Maybe I saw something in her that reminded me of a girl I knew in high school; if not precisely that, then something similar. Gen Y women in the media/pop culture business share several intriguing characteristics – a combination of reticence and availability, subtlety and brashness, carefree yet deadly serious. I had heard of her, vaguely, in connection with her lead role on “Buffy the Vampire Slayer,” but I was not familiar with her work. Now I would have to say I am a modest fan.
“Buffy the Vampire Slayer” is part of the cultural zeitgeist. As a recurrent meme it is precursor to the current wave of vampire movies and TV shows such as “True Blood, “Vampire Diaries” and “Twilight.” The semiotics of “Buffy” somehow became a closet industry with academicians writing theses on what it’s all about. But I want to consider Ms. Gellar as an actress on her own terms and within the framework of her own ambitions.
I started off by watching all of the Buffy episodes. OK, some of them. She has what I would characterize as a repertoire of stock looks, which she deploys broadly depending on the situation. There are six of them:
(1) concentration or determination, as when slaying vampires;
(2) mild disgust or contempt;
(3) she mopes around for much of the time, achieving a zombie-like catanoia;
(4) a mirthful pout;
(5) consternation – not concernful, but more like being surprised by someting; and
(6) my favorite, which is apprehension, disorientation, confusion, or even shock. She freezes like a deer caught in the headlights of life.
There are two Buffy scenes I like the best. (1) One of the season finales in which she dispatches Adam the robot. Borrowing an effect from The Matrix, she stops a bullet in her hand and it turns into a dove. (2) In another season finale, she sacrifices herself in lieu of her sister Michelle Trachtenberg by diving off a platform, looking radiantly confident (a variation of look 1), her long blonde hair fluttering behind her.

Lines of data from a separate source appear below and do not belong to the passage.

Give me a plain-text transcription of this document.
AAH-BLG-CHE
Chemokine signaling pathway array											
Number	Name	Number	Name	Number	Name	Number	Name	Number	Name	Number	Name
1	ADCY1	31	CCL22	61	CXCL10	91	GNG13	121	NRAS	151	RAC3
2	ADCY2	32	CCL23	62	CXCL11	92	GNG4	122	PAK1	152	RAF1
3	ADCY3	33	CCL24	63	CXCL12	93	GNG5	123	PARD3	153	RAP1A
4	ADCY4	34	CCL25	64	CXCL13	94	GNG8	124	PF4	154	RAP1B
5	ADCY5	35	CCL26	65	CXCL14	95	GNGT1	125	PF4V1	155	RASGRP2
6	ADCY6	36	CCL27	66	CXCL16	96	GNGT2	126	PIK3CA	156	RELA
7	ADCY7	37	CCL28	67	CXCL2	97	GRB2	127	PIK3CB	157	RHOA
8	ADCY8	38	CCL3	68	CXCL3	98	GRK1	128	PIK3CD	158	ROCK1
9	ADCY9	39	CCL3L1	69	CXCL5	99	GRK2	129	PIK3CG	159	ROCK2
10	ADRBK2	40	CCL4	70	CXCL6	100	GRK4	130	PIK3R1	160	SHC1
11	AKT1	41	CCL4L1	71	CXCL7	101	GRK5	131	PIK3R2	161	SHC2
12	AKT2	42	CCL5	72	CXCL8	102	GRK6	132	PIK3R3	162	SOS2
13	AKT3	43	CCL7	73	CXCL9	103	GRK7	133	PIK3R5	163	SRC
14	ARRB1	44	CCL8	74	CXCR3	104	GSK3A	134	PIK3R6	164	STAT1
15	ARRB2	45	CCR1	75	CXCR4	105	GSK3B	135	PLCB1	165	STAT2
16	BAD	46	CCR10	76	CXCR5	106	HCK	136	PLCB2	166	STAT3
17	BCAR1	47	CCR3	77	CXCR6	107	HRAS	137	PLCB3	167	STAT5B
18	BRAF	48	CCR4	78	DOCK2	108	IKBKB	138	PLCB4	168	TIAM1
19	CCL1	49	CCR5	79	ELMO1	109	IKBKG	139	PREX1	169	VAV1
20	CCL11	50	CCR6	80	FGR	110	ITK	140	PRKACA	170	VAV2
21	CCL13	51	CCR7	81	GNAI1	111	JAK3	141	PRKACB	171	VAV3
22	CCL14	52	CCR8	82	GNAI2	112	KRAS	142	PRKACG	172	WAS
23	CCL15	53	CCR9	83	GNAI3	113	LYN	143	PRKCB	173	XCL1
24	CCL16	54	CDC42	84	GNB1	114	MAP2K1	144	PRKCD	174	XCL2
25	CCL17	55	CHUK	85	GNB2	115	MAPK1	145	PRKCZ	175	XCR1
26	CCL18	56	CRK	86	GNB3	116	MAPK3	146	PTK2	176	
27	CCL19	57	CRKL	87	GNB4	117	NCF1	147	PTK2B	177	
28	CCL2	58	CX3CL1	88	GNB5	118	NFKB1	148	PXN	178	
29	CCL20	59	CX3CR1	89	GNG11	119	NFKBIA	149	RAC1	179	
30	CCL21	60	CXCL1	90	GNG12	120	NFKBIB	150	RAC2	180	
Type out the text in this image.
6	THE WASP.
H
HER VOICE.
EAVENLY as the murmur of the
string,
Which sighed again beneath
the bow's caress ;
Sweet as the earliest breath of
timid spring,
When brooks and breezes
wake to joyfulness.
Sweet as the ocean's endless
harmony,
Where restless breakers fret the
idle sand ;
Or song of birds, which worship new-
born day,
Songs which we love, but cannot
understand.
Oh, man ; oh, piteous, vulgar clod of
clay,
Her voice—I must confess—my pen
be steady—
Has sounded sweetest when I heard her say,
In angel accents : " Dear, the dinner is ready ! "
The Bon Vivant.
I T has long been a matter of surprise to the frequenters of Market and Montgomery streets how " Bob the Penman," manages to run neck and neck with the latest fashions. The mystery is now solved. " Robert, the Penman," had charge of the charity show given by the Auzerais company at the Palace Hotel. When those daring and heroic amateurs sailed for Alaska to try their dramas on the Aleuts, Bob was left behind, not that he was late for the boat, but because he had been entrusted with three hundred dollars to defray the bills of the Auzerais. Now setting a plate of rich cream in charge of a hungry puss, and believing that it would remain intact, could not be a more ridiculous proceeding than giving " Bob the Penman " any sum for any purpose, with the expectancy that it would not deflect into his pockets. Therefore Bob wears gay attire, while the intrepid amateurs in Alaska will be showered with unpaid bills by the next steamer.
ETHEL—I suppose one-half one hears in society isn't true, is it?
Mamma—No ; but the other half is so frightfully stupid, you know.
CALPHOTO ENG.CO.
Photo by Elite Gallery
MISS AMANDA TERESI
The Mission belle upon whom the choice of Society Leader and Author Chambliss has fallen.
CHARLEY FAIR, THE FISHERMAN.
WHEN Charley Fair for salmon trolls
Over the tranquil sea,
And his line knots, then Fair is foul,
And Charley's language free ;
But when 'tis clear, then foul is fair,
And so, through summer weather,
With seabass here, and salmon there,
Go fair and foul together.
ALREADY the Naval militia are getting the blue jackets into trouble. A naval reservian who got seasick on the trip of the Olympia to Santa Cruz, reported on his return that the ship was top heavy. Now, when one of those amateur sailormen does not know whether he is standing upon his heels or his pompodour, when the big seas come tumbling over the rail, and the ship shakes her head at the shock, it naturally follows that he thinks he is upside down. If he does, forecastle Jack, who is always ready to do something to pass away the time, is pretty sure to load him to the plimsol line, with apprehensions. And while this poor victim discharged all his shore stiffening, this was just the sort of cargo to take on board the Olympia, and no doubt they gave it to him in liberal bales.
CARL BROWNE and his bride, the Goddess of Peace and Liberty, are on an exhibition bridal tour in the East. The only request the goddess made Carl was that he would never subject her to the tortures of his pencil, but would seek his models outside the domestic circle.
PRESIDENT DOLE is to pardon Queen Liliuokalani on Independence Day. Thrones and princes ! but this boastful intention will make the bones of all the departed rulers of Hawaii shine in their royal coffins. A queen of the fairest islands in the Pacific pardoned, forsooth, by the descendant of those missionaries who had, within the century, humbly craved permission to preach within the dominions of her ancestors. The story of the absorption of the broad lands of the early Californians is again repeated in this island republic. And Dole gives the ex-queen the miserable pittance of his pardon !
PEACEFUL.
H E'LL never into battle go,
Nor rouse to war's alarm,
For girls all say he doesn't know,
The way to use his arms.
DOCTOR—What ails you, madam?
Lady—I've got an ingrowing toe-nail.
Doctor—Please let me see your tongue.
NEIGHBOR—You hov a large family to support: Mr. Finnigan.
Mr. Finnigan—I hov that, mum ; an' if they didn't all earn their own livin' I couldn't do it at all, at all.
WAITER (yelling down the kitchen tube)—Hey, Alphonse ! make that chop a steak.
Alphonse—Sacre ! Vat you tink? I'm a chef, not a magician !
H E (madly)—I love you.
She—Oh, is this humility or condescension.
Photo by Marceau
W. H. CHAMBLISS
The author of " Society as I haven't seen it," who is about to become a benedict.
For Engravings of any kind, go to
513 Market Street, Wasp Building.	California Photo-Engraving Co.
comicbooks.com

I then decided to watch four of the movies she’s been in. These are: (1) The Grudge; (2) Suburban Girl; (3) The Air I Breathe; and (4) The Return.
The Grudge is unwatchable. Its plot is a lot of Japanese kabuki figures popping up from various nooks and crannies in an ostensibly haunted house. This is meant to be scary but instead the whole affair is cartoonish. This becomes particularly evident if one turns off the sound and views it at 2x speed, which always is a good litmus test. Although Grudge features plenty of look 6, the pleasure this affords is outweighed by the stupid plot, hackneyed characters, poor direction and flat monochromatic look.
Suburban Girl is a romantic comedy with Alec Baldwin. I am familiar with this genre having made a movie called Dawg with Elizabeth Hurley and Denis Leary. It’s not clear to me why the movie is called Suburban Girl seeing as how Buffy (er, I mean, Ms. Geller) is a book editor living in downtown Manhattan. The movie is cute but totally formulaic but she is well-cast in the role and displays plenty of look 2 and look 4.
More challenging is The Air I Breathe, which is four stories linked together in the manner of Bunuel. This is a movie that requires itself to be taken seriously and that makes an aesthetic statement. Ms. Geller portrays a washed-up pop singer whose management contract is sold to a mobster (played by Andy Garcia). I made a movie with similar look and feel called The Man From Elysian Fields, so I’m well aware of what this movie was trying to accomplish and how it tries to get there. Elysian Fields in fact also starred Mr. Garcia. Ms. Geller is in look 2 and look 3 most of the time. There is a last-minute plot twist at the end where she succeeds to a satchel of cash originally stolen by the character in the first vignette, enabling her to start a new life. As she walks down an airport concourse we see a slight but welcome flash of look 1.
Her most challenging role by far is The Return. Here she is on a journey of self-discovery, reconstructing a car accident she was in when she was a young girl. She took on the spirit of another woman who died and started experiencing life as if she was her. Filmed predominantly in rural, out-back settings, the movie has a gritty feel to it. Ms. Gellar is required to stretch out of her more familiar postures and actually do some serious acting. She portrays an emotionally disturbed cutter, a role requiring some psychological nuance and finesse. By and large she achieves this objective and I would recommend this as the best movie in her oeuvre. With plenty of look 6, plus some look 1 in particularly intense scenes.